Bovendien blijkt uit de nadere toelichting van appellante ter zitting bij de rechtbank, zoals weergegeven in de aangevallen uitspraak, dat appellanten tot aan het moment dat loonbetaling uitbleef geen punt zouden hebben gemaakt van het niet uitbetalen van de gestelde overuren, omdat zij uitgingen van een gentleman’s agreement met werkgeefster dat zij uiteindelijk ook de gestelde overuren zouden krijgen uitbetaald. Onduidelijk is evenwel gebleven wat de precieze inhoud van deze aanvullend gemaakte afspraken zouden zijn en onder welke omstandigheden het gestelde meerwerk tot uitbetaling zou komen. Appellanten zijn ook niet ter zitting verschenen om dit nader toe te lichten. Ook om die reden zijn de gestelde vorderingen aan gerede twijfel onderhevig.
4.7.
De overige in het hoger beroepschrift geformuleerde verzoeken om overname van betalingsverplichtingen van werkgeefster zijn ofwel gebaseerd op een werkweek van 41 uren, ofwel wegens het ontbreken van een nadere toelichting onvoldoende aanwijsbaar en concreet, en komen daarom evenmin voor overname in aanmerking.
4.8.
Uit hetgeen is overwogen in 4.3 tot en met 4.7 volgt dat het hoger beroep niet slagen. De aangevallen uitspraak zal dan ook worden bevestigd.

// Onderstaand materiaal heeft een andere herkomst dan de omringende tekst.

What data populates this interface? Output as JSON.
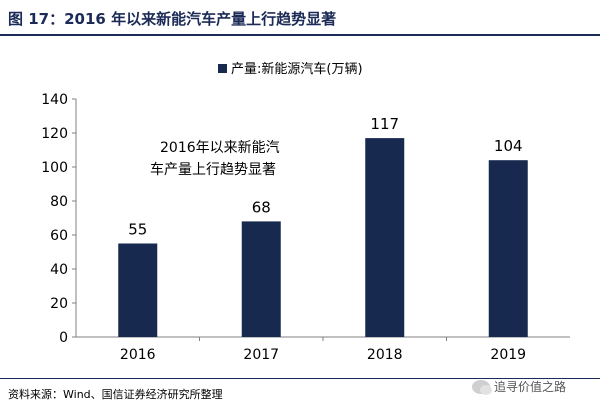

5. Er bestaat geen aanleiding voor een veroordeling in de proceskosten.

BESLISSING

De Centrale Raad van Beroep bevestigt de aangevallen uitspraak.
Deze uitspraak is gedaan door C.C.W. Lange als voorzitter en A.I. van der Kris en E. Dijt als leden, in tegenwoordigheid van G.J. van Gendt als griffier. De beslissing is uitgesproken in het openbaar op 5 april 2017.